Sickle cell disease (SCD) is a common genetic disorder in Africa. Some ongoing work in SCD research includes the analysis and comparisons of variation in phenotypic presentations and disease outcomes with the genotypic signatures. This has contributed to the observed growth of molecular and genetic data in SCD. However, while the “omics” data continues to pile, the capacity to interpret and turn the genetic findings into clinical practice is still underdeveloped, especially in the developing region. Building bioinformatics infrastructure and capacity in the region is key to bridging the gap. This paper seeks to illustrate how the Sickle Cell Programme (SCP) at the Muhimbili University of Health and Allied Sciences (MUHAS) in Tanzania, modeled the integration of infrastructure for bioinformatics and clinical research while running day-to-day clinical care for SCD in Tanzania.

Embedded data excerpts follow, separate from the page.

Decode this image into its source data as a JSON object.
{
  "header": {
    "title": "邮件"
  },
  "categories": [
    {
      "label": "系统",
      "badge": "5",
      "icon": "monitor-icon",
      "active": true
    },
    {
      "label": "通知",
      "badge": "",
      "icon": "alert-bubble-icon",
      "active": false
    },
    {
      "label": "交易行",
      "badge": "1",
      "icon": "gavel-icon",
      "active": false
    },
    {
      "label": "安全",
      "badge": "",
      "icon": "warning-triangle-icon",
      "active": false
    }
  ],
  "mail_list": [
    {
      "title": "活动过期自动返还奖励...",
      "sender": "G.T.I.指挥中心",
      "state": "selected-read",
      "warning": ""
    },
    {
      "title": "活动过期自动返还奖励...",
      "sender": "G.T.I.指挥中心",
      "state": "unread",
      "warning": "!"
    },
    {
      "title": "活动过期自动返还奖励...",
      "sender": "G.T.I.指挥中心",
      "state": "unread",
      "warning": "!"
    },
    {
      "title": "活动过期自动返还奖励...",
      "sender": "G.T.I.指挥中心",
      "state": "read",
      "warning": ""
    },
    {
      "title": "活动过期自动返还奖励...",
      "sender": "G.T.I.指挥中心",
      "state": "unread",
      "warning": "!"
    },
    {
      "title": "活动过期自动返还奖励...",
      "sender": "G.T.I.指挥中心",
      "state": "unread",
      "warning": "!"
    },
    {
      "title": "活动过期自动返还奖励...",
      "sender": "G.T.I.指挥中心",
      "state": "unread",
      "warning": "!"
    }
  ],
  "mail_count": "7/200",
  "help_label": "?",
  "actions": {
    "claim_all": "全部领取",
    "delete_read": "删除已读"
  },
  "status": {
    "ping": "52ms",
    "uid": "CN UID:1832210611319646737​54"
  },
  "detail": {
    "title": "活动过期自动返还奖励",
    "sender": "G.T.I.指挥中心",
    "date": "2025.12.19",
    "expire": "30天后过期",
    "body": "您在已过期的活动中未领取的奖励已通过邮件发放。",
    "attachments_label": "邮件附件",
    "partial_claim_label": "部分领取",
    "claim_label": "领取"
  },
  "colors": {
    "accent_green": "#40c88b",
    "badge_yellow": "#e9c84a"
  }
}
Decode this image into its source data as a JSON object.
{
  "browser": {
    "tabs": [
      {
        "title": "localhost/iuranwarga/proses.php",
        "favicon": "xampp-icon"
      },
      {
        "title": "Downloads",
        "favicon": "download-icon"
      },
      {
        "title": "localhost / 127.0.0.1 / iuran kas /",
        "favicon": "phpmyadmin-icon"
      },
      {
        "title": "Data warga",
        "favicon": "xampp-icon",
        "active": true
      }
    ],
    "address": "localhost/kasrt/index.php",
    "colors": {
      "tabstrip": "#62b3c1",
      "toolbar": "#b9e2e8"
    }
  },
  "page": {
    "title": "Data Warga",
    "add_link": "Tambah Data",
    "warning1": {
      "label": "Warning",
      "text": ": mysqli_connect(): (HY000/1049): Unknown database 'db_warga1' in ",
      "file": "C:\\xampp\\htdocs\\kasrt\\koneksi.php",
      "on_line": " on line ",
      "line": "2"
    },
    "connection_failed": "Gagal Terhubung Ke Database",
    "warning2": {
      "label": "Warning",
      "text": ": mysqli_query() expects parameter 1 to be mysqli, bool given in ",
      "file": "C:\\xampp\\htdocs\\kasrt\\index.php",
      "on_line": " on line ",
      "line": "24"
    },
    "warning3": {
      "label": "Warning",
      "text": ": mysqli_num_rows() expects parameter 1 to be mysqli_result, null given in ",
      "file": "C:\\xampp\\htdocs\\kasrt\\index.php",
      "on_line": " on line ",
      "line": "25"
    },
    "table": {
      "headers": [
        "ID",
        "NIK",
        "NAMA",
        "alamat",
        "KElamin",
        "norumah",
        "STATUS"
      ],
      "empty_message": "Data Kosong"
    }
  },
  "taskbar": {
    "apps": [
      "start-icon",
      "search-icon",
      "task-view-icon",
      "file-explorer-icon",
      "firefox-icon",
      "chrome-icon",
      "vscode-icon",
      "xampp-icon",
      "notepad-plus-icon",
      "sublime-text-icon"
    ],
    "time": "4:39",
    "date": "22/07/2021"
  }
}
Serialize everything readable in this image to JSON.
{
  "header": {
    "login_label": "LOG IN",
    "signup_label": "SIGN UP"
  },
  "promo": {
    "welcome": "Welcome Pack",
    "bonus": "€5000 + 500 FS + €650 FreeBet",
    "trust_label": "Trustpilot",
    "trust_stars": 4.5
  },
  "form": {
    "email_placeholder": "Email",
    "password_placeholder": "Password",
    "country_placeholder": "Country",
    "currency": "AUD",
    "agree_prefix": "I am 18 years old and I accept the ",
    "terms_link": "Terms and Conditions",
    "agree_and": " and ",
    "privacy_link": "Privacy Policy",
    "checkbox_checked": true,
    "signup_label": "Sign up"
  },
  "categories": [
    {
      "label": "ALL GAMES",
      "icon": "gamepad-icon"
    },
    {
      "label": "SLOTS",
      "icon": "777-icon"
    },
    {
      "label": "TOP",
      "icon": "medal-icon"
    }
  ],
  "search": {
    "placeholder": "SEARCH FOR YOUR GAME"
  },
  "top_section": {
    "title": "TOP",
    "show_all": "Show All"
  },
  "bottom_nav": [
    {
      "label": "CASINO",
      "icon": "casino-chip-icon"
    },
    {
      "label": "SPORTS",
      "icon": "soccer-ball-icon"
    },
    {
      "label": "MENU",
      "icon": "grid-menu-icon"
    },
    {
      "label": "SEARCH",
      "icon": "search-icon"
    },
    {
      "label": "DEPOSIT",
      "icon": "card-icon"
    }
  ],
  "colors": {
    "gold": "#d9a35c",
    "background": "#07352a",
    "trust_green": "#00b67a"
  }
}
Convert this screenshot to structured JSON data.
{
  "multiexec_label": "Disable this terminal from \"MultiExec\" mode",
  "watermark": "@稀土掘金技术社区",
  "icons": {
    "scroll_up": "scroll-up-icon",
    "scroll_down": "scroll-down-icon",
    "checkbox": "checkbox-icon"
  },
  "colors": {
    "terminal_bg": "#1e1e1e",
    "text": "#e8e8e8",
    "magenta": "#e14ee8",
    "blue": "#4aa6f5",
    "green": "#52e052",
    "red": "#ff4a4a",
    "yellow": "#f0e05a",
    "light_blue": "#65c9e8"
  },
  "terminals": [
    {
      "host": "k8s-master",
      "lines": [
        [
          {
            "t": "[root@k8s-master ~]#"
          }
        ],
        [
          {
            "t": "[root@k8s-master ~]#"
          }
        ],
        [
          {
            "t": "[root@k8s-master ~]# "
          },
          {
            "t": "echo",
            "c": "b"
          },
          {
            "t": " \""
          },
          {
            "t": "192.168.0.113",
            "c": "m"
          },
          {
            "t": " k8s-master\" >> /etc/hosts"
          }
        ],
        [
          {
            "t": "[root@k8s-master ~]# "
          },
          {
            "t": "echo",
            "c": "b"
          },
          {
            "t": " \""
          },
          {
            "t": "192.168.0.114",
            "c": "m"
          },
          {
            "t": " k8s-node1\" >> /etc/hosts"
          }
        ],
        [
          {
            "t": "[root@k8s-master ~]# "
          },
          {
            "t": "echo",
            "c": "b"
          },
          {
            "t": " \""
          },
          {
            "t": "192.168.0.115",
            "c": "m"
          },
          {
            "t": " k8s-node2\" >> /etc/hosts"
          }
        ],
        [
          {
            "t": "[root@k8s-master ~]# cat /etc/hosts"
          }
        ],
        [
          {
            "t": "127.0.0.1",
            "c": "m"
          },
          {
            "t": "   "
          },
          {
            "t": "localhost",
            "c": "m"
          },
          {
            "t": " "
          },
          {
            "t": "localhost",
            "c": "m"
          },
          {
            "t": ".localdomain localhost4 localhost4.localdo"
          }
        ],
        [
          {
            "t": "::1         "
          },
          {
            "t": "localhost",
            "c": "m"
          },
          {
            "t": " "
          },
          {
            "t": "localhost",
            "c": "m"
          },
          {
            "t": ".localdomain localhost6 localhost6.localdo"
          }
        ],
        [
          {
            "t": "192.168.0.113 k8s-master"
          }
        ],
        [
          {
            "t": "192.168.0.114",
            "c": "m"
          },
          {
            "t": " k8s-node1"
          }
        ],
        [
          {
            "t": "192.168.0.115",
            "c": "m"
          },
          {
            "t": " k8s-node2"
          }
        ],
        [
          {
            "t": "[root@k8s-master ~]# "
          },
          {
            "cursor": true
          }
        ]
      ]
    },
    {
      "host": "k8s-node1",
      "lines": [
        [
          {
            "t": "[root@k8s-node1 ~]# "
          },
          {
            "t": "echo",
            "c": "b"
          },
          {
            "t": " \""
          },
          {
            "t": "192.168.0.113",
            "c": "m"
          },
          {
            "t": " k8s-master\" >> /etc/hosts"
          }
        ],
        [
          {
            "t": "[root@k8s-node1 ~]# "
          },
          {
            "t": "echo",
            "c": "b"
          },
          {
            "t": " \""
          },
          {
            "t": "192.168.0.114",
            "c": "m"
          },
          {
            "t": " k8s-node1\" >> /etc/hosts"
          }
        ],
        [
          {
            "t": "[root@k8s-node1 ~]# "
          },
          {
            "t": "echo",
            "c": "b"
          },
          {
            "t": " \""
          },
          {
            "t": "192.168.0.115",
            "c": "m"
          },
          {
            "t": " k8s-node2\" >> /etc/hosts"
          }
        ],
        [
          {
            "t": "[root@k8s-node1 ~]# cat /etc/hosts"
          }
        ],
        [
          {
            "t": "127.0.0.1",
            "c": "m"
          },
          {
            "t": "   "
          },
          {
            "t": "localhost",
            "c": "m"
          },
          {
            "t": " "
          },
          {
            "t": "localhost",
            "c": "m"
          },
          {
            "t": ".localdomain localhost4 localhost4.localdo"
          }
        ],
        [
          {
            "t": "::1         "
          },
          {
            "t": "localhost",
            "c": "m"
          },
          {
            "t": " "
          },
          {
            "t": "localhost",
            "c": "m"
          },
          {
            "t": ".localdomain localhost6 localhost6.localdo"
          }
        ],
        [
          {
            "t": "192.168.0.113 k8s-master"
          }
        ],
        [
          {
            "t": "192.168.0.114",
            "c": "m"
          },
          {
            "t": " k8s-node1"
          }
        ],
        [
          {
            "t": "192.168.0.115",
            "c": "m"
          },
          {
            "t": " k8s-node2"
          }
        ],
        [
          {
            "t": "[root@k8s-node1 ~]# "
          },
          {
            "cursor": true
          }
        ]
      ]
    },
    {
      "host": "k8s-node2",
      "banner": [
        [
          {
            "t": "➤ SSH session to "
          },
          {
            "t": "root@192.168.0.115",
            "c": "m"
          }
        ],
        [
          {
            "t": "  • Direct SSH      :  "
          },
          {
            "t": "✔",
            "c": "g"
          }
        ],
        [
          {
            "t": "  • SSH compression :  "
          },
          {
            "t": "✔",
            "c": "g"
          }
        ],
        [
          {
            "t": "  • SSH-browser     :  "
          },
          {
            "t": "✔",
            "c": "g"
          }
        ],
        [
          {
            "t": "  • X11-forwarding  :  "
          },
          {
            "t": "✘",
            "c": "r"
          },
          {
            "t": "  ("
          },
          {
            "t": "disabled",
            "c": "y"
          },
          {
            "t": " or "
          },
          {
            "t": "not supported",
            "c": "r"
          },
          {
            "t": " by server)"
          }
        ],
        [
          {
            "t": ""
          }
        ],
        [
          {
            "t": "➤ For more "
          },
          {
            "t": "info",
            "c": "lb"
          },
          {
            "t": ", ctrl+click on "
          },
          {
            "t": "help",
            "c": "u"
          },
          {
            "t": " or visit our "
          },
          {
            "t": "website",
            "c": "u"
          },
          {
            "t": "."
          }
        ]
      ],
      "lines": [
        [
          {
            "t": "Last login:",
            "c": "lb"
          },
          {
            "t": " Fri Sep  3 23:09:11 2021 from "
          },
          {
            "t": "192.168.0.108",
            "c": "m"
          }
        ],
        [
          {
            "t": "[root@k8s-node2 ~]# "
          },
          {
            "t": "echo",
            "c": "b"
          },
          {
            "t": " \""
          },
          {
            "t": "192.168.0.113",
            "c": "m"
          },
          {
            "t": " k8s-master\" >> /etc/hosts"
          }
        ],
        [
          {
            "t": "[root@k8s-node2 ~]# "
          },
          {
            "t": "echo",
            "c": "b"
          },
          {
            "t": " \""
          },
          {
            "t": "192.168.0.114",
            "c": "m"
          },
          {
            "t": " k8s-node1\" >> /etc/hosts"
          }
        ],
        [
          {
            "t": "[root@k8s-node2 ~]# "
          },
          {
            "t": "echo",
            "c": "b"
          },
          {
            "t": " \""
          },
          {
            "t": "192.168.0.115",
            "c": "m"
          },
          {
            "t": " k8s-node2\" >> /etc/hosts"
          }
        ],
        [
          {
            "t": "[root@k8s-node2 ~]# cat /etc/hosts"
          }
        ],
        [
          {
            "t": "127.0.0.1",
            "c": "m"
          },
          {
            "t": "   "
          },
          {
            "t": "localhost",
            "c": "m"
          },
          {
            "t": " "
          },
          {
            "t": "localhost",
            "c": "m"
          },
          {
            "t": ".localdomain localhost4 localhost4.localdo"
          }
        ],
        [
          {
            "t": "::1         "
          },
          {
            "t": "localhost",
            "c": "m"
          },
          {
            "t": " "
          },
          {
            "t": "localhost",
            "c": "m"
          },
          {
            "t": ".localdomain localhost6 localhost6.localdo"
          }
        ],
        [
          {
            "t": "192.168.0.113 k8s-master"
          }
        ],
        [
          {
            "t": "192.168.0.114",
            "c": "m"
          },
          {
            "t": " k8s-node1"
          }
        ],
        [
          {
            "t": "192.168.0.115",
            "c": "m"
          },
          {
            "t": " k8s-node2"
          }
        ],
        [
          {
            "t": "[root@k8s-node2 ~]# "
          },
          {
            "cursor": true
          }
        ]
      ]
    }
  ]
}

Copyright: © 2023 Mwita et al. This is an open access article distributed under the terms of the Creative Commons Attribution License , which permits unrestricted use, distribution, and reproduction in any medium, provided the original author and source are credited.

Background

Bioinformatics is an interdisciplinary application of computation tools to harvest, organize, analyze, link, and store biological molecular data [1]. Clinical and epidemiological research continues to reveal significant phenotypic differences in presentation, progression, and disease outcomes in cohorts of patients such as those with sickle cell anemia, who were initially thought to have a common disease etiology [2,3]. The diverse presentations and clinical manifestations in these patients necessitate the need for genetics and bioinformatics research to elucidate the underlying causes of variations to improve individual patient management [2,4]. Thus, genome-wide association studies (GWAS) are expected to play a key role in the understanding of the genetic and molecular mechanisms underlying individual disease presentation [5,6]. GWAS has benefited sickle cell disease (SCD) research by helping to identify variants that are associated with SCD clinical complications such as vaso-occlusive pain and stroke [7–11]. In addition, GWAS results are now used to input data when doing functional studies to reveal mechanisms of candidate genes/single nucleotide polymorphisms (SNPs).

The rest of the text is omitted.